Книга Юродивая, страница 149. Автор книги Елена Крюкова

Разделитель для чтения книг в онлайн библиотеке

Онлайн книга «Юродивая»

Cтраница 149

Гляди — из голого, окровавленного ребра мужчины Идущий сейчас сделает тебя. Ну да, тебя. Тебя, женщину. Чтобы он любил и ненавидел. Чтобы мучился, страдал, искал. Чтобы воевал, лил кровь за тебя. Лил слезы; лил водку себе в гортань, за шиворот, лил снова кровь — звериную тебе на меха и шубы, человечью — чтобы отвоевать тебя у друзей, у врагов, у всего враждебного мира. Ведь у него никогда не было женщины. Он не знает, что это такое — женщина. И ты не знаешь себя. Ты еще невидима. Ты — без плоти и крови. Ты лишь одна душа, летающая в небе, в царстве Сил Бесплотных. Сейчас Идущий сделает тебя плотью. Сейчас. Сейчас.

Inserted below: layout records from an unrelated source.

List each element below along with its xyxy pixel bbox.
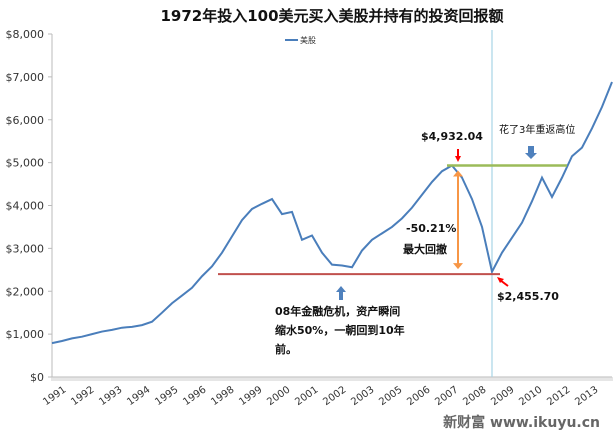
x-tick-label: 2012 [545, 384, 572, 408]
x-tick-label: 1998 [209, 384, 236, 408]
x-tick-label: 1991 [41, 384, 68, 408]
x-tick-label: 1996 [181, 384, 208, 408]
watermark: 新财富 www.ikuyu.cn [443, 415, 600, 431]
x-tick-label: 2008 [461, 384, 488, 408]
x-tick-label: 2003 [349, 384, 376, 408]
x-tick-label: 2001 [293, 384, 320, 408]
x-tick-label: 1992 [69, 384, 96, 408]
x-tick-label: 2005 [377, 384, 404, 408]
crisis-up-arrow-icon [336, 286, 346, 300]
x-tick-label: 2007 [433, 384, 460, 408]
peak-marker-arrow-head [455, 156, 461, 162]
x-tick-label: 2002 [321, 384, 348, 408]
x-tick-label: 2010 [517, 384, 544, 408]
y-tick-label: $4,000 [6, 200, 45, 213]
trough-marker-arrow-head [497, 277, 504, 283]
x-tick-label: 2009 [489, 384, 516, 408]
x-tick-label: 1999 [237, 384, 264, 408]
drawdown-label: 最大回撤 [403, 243, 447, 256]
y-tick-label: $1,000 [6, 328, 45, 341]
y-tick-label: $2,000 [6, 285, 45, 298]
crisis-note: 08年金融危机，资产瞬间缩水50%，一朝回到10年前。 [275, 305, 405, 356]
x-tick-label: 2000 [265, 384, 292, 408]
y-tick-label: $0 [30, 371, 44, 384]
chart-title: 1972年投入100美元买入美股并持有的投资回报额 [160, 7, 504, 25]
x-tick-label: 1995 [153, 384, 180, 408]
x-tick-label: 2006 [405, 384, 432, 408]
y-tick-label: $7,000 [6, 71, 45, 84]
peak-value-label: $4,932.04 [421, 130, 483, 143]
y-tick-label: $6,000 [6, 114, 45, 127]
drawdown-arrow-head-up [453, 170, 463, 177]
drawdown-pct-label: -50.21% [406, 222, 457, 235]
y-tick-label: $5,000 [6, 157, 45, 170]
recovery-down-arrow-icon [525, 146, 537, 159]
x-tick-label: 1994 [125, 384, 152, 408]
drawdown-arrow-head-down [453, 263, 463, 270]
recovery-note: 花了3年重返高位 [499, 125, 576, 136]
x-tick-label: 1993 [97, 384, 124, 408]
y-tick-label: $8,000 [6, 28, 45, 41]
x-tick-label: 2013 [573, 384, 600, 408]
trough-value-label: $2,455.70 [497, 290, 559, 303]
y-tick-label: $3,000 [6, 242, 45, 255]
legend-label: 美股 [300, 35, 316, 45]
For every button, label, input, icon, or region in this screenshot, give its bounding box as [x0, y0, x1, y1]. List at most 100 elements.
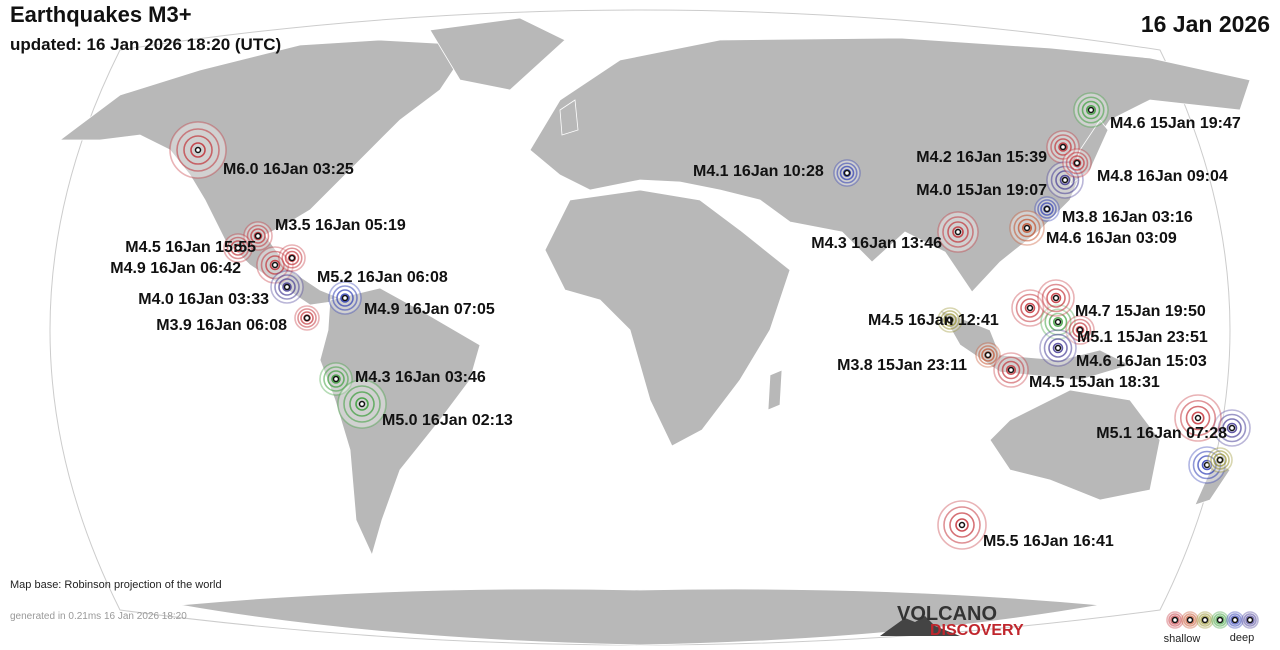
ring [1230, 615, 1240, 625]
quake-label: M4.3 16Jan 13:46 [811, 235, 942, 252]
ring [1037, 199, 1057, 219]
ring [349, 391, 375, 417]
quake-marker [1009, 210, 1045, 246]
ring [246, 224, 270, 248]
ring [355, 397, 369, 411]
quake-marker [270, 270, 304, 304]
quake-marker [1011, 289, 1049, 327]
ring [836, 162, 858, 184]
ring [1043, 333, 1073, 363]
ring [1215, 615, 1225, 625]
ring [1058, 142, 1068, 152]
ring [284, 250, 300, 266]
ring [1050, 292, 1062, 304]
epicenter [1061, 176, 1069, 184]
quake-label: M5.1 15Jan 23:51 [1077, 329, 1208, 346]
quake-label: M4.5 16Jan 15:55 [125, 239, 256, 256]
ring [981, 348, 995, 362]
quake-marker [1181, 611, 1199, 629]
quake-marker [1046, 161, 1084, 199]
legend-deep: deep [1230, 632, 1254, 644]
quake-label: M4.6 16Jan 15:03 [1076, 353, 1207, 370]
quake-marker [993, 352, 1029, 388]
quake-label: M4.9 16Jan 07:05 [364, 301, 495, 318]
epicenter [1201, 616, 1209, 624]
quake-label: M4.2 16Jan 15:39 [916, 149, 1047, 166]
ring [300, 311, 314, 325]
ring [1052, 316, 1064, 328]
ring [1085, 104, 1097, 116]
ring [1021, 222, 1033, 234]
epicenter [303, 314, 311, 322]
title: Earthquakes M3+ [10, 2, 192, 27]
epicenter [1186, 616, 1194, 624]
epicenter [1087, 106, 1095, 114]
quake-marker [1166, 611, 1184, 629]
ring [1081, 100, 1101, 120]
ring [1222, 418, 1242, 438]
ring [1170, 615, 1180, 625]
ring [1013, 214, 1041, 242]
epicenter [1194, 414, 1202, 422]
ring [1185, 615, 1195, 625]
quake-label: M4.9 16Jan 06:42 [110, 260, 241, 277]
ring [1179, 399, 1217, 437]
quakes: M6.0 16Jan 03:25 M3.5 16Jan 05:19 M4.5 16J… [110, 92, 1251, 550]
ring [1059, 174, 1071, 186]
ring [1200, 615, 1210, 625]
ring [297, 308, 317, 328]
ring [940, 310, 960, 330]
epicenter [341, 294, 349, 302]
quake-marker [337, 379, 387, 429]
epicenter [1171, 616, 1179, 624]
ring [1168, 613, 1182, 627]
quake-marker [1062, 148, 1092, 178]
africa [544, 189, 791, 447]
quake-label: M4.7 15Jan 19:50 [1075, 303, 1206, 320]
ring [1040, 202, 1054, 216]
quake-marker [1039, 329, 1077, 367]
ring [1048, 312, 1068, 332]
ring [343, 385, 381, 423]
uk [559, 99, 579, 136]
ring [253, 231, 263, 241]
logo: VOLCANO DISCOVERY [880, 603, 1024, 639]
ring [278, 278, 296, 296]
ring [1191, 411, 1205, 425]
quake-label: M5.1 16Jan 07:28 [1096, 425, 1227, 442]
quake-marker [1207, 447, 1233, 473]
logo-line2: DISCOVERY [930, 622, 1024, 639]
updated: updated: 16 Jan 2026 18:20 (UTC) [10, 35, 281, 54]
epicenter [1023, 224, 1031, 232]
ring [1069, 155, 1085, 171]
ring [1050, 134, 1076, 160]
quake-label: M5.0 16Jan 02:13 [382, 412, 513, 429]
ring [282, 282, 292, 292]
madagascar [767, 369, 783, 411]
ring [1228, 613, 1242, 627]
quake-label: M3.9 16Jan 06:08 [156, 317, 287, 334]
ring [265, 255, 285, 275]
quake-marker [1241, 611, 1259, 629]
ring [839, 165, 855, 181]
ring [1210, 450, 1230, 470]
quake-marker [937, 307, 963, 333]
epicenter [1026, 304, 1034, 312]
ring [340, 293, 350, 303]
epicenter [958, 521, 966, 529]
ring [183, 135, 213, 165]
ring [978, 345, 998, 365]
ring [1068, 318, 1092, 342]
ring [952, 226, 964, 238]
quake-label: M4.5 16Jan 12:41 [868, 312, 999, 329]
ring [336, 289, 354, 307]
epicenter [194, 146, 202, 154]
quake-label: M4.6 15Jan 19:47 [1110, 115, 1241, 132]
quake-label: M5.5 16Jan 16:41 [983, 533, 1114, 550]
ring [1243, 613, 1257, 627]
ring [1055, 170, 1075, 190]
quake-marker [975, 342, 1001, 368]
ring [1048, 338, 1068, 358]
epicenter [1043, 205, 1051, 213]
epicenter [254, 232, 262, 240]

Идущий поднял ребро мужчины выше, тряхнул им; капли крови брызнули в стороны. Выгнутая кривая кость начала укрупняться, покрываться наростами, вздутиями, жилами, живыми веревками. Наплывало белыми, розовыми, перламутровыми слоями плотское, больное, бьющееся. Высоко вздымались, дышали, светились в полумраке чащи сердоликовые чаши грудей. Ягодами малины мерцали мочки ушей. В них еще не было драгоценных серег. Еще не знал мужчина о том, как будет любить женщина серьги, бусы, побрякушки, бирюльки, как жадно будет глядеть на них, заставлять мужчину за ними охотиться, красть их, сражаться за них, за них умирать. Алмазы Голконды, копи Африки, изумруды Египта, японские жемчуга… Вот из ребра показалась нежная высокая шея, гибкая, как у лебедя, зябкие лопатки сводила-разводила судорога, крутое круглое бедро плавно и печально скатывалось в худощавую голень, и ступни, которым удобней было бы ходить по облакам, засияли фосфоресцирующим светом… какой грешный, сверкающий живот у тебя, Ксения, он торжествует, он поет победную женскую песнь, вот оно, сердце мира, вот она, жажда мужчины, вот бездна, поглощающая все — и помыслы, и желания, и миры, и царства, и живых царей, и смердящих псов-слуг, все устремляется туда, все хочет проникнуть в тайну, все призывает вернуться в лоно и не возвращаться больше оттуда никогда, но люди возвращаются, приходят в мир именно оттуда, оттуда и только оттуда теперь они будут приходить в мир, и это — Чрево, это — живот, это — Жизнь, и ты женщина, Ксения, носительница Жизни, и, гляди, Идущий любуется тобою, твоим животом, как он ловко его слепил, и еще он доволен тобой, Ксения, еще он не наказал тебя страшно за то, что ты отъела кусок от яблока…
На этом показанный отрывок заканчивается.